What is the process of master cleansing?
Master data cleansing is the process of identifying and correcting inaccurate, incomplete, duplicated, or outdated master data within an organization’s systems. Maintaining clean master data is crucial for reducing operational costs, improving customer experiences, and enabling data-driven decision making. Here we will explore the typical steps involved in conducting a thorough master data cleansing initiative.
Assess Current State of Master Data
The first step is to assess the current state of your master data. This involves identifying where key master data resides, examining the structure and quality of data fields, and estimating the level of duplication, invalid entries, and out-of-date information within each data set. Auditing a sample of records per data set can uncover data quality issues. Documenting the extent of quality problems allows you to build a business case for initiating a full-scale master data cleansing project.
Define Governance Model
Next, define the governance model for an ongoing master data cleansing program. This involves assigning oversight responsibilities, documenting processes for continuous data maintenance, and integrating data quality KPIs into business metrics. A steering committee of data stakeholders can set policies, schedules, tools, metrics, and thresholds for acceptable data quality. Documenting the program helps uphold consistency as personnel and systems change over time.
Select Cleansing Approach
There are several approaches to cleansing master data on both a one-time and ongoing basis:
- Bulk updates via data transformation scripts
- Inline updates during transactions
- Real-time web services that validate against master data
- Data quality tools with cleansing functions
- Outsourced data cleansing services
Select the approaches that align to the skills of your team and requirements of your systems. A blended strategy often works best. For example, using scripts for large-scale one-time cleansing paired with real-time validation for ongoing maintenance.

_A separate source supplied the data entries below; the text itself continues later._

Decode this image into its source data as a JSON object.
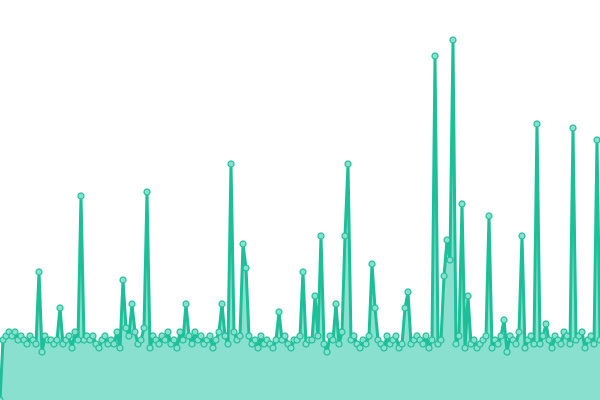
{
  "chart_data": {
    "type": "area",
    "title": "",
    "xlabel": "",
    "ylabel": "",
    "ylim": [
      0,
      100
    ],
    "grid": false,
    "legend": "none",
    "colors": {
      "line": "#1dbf98",
      "fill": "#8ae0cf",
      "point_fill": "#8ae0cf",
      "point_stroke": "#1dbf98"
    },
    "values": [
      0,
      15,
      16,
      17,
      16,
      17,
      15,
      16,
      15,
      14,
      16,
      15,
      14,
      32,
      12,
      16,
      15,
      15,
      14,
      15,
      23,
      14,
      15,
      16,
      13,
      17,
      15,
      51,
      15,
      16,
      15,
      16,
      14,
      13,
      15,
      16,
      14,
      15,
      14,
      17,
      13,
      30,
      18,
      16,
      24,
      17,
      14,
      15,
      18,
      52,
      13,
      16,
      15,
      14,
      16,
      15,
      17,
      14,
      15,
      13,
      17,
      15,
      24,
      16,
      14,
      17,
      15,
      16,
      14,
      15,
      16,
      13,
      15,
      17,
      24,
      16,
      14,
      59,
      17,
      15,
      16,
      39,
      33,
      16,
      14,
      15,
      13,
      16,
      14,
      15,
      14,
      13,
      15,
      22,
      15,
      16,
      14,
      13,
      15,
      15,
      16,
      32,
      14,
      15,
      15,
      26,
      16,
      41,
      14,
      12,
      16,
      15,
      24,
      14,
      17,
      41,
      59,
      15,
      16,
      14,
      13,
      15,
      14,
      16,
      34,
      23,
      15,
      14,
      13,
      16,
      14,
      15,
      16,
      13,
      14,
      23,
      27,
      14,
      15,
      16,
      15,
      14,
      16,
      13,
      15,
      86,
      14,
      15,
      31,
      40,
      35,
      90,
      14,
      16,
      49,
      13,
      26,
      14,
      15,
      13,
      14,
      15,
      16,
      46,
      13,
      15,
      14,
      16,
      20,
      12,
      16,
      15,
      14,
      17,
      41,
      13,
      15,
      16,
      14,
      69,
      14,
      16,
      19,
      15,
      13,
      16,
      15,
      14,
      17,
      16,
      14,
      68,
      15,
      16,
      17,
      13,
      15,
      16,
      14,
      65,
      15
    ]
  }
}
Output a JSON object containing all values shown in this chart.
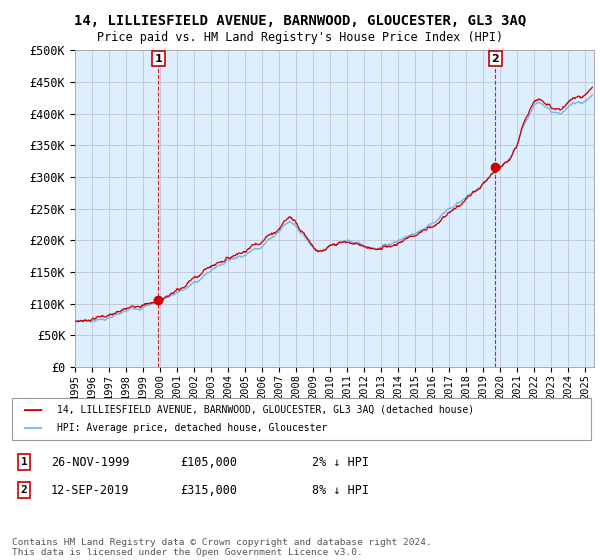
{
  "title": "14, LILLIESFIELD AVENUE, BARNWOOD, GLOUCESTER, GL3 3AQ",
  "subtitle": "Price paid vs. HM Land Registry's House Price Index (HPI)",
  "ylabel_ticks": [
    "£0",
    "£50K",
    "£100K",
    "£150K",
    "£200K",
    "£250K",
    "£300K",
    "£350K",
    "£400K",
    "£450K",
    "£500K"
  ],
  "ytick_values": [
    0,
    50000,
    100000,
    150000,
    200000,
    250000,
    300000,
    350000,
    400000,
    450000,
    500000
  ],
  "ylim": [
    0,
    500000
  ],
  "xlim_start": 1995.0,
  "xlim_end": 2025.5,
  "sale1_year": 1999.9,
  "sale1_price": 105000,
  "sale1_label": "1",
  "sale1_date": "26-NOV-1999",
  "sale1_price_str": "£105,000",
  "sale1_hpi_diff": "2% ↓ HPI",
  "sale2_year": 2019.7,
  "sale2_price": 315000,
  "sale2_label": "2",
  "sale2_date": "12-SEP-2019",
  "sale2_price_str": "£315,000",
  "sale2_hpi_diff": "8% ↓ HPI",
  "hpi_color": "#7ab8e8",
  "price_color": "#cc0000",
  "marker_color": "#cc0000",
  "vline_color": "#cc0000",
  "background_color": "#ffffff",
  "plot_bg_color": "#ddeeff",
  "grid_color": "#bbbbcc",
  "legend_label_red": "14, LILLIESFIELD AVENUE, BARNWOOD, GLOUCESTER, GL3 3AQ (detached house)",
  "legend_label_blue": "HPI: Average price, detached house, Gloucester",
  "footer": "Contains HM Land Registry data © Crown copyright and database right 2024.\nThis data is licensed under the Open Government Licence v3.0.",
  "xtick_years": [
    1995,
    1996,
    1997,
    1998,
    1999,
    2000,
    2001,
    2002,
    2003,
    2004,
    2005,
    2006,
    2007,
    2008,
    2009,
    2010,
    2011,
    2012,
    2013,
    2014,
    2015,
    2016,
    2017,
    2018,
    2019,
    2020,
    2021,
    2022,
    2023,
    2024,
    2025
  ]
}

Define Data Cleansing Rules
Rules must be defined to standardize, match, merge, and correct records. For example:
- Standardizing ‘St’ and ‘Street’ to ‘St’
- Merging records with identical account numbers
- Validating email addresses against format standards
- Flagging duplicate phone numbers
Subject matter experts should help define appropriate logic and values for their domain. Technical resources can assist with designing effective matching algorithms and data transformations.
Select Cleansing Tools
Specialized data quality and data integration tools can automate the process of standardizing, matching, merging, and editing master data based on predefined rules. Leading options include:
Tool | Description |
---|---|
Informatica | End-to-end platform for data integration and quality |
Talend | Open source tool for data integration with data quality features |
MelissaData | Address verification and global data quality |
SAP Data Services | Data integration and cleansing tool |
The needs, budget, and technical expertise of your team will determine the ideal cleansing tool(s) to employ.
Integrate with MDM Platform
For ongoing maintenance, integrating data cleansing capabilities with your master data management (MDM) system can provide automation. MDM hubs can invoke data quality services to validate and correct records in batch and real-time modes. This helps sustain clean master data after initial cleansing efforts.
Cleanse Data
With rules defined and tools in place, execute the data cleansing process across impacted systems. This involves standardizing formats, removing duplicates, merging records, validating entries, and enriching data. The scale of this effort depends on the level of initial master data quality issues.
Be sure to preserve original data via backups or data histories. Also, track data changes through logging and audit trails. This allows tracing back to root causes of data issues and monitors the impact of changes.
Verify Data Quality
Once cleansing is complete, thorough validation checks must be conducted to verify desired improvements to data quality. Some methods include:
- Sampling data for manual reviews by domain experts
- Programmatic validation of formats, ranges, cross-field checks
- Statistical analysis of duplication rates
- Data profiling to check for gaps, outliers, and inconsistencies
Data quality KPIs measured prior to cleansing should be re-checked against thresholds. This confirms the progress and effectiveness of the project.
Develop Master Data Maintenance Plan
To sustain improvements, master data maintenance processes must be deployed. This can involve:
- Ongoing data monitoring and issue logging
- Periodic cleansing updates
- Training programs on data entry and quality best practices
- Enforcing data standards across systems
- Automating real-time cleansing, validation, and enrichment
- Regular data quality assessments
A data-driven culture focused on quality will help sustain master data integrity over the long-term.
Conclusion
Master data cleansing is a complex but critical initiative to improve overall data quality. Following steps like assessing current data, defining rules, selecting tools, cleansing records, validating improvements, and ongoing maintenance helps ensure project success. With clean master data, organizations gain business benefits like reduced costs, better operational efficiency, and data-driven insights for strategic decision making.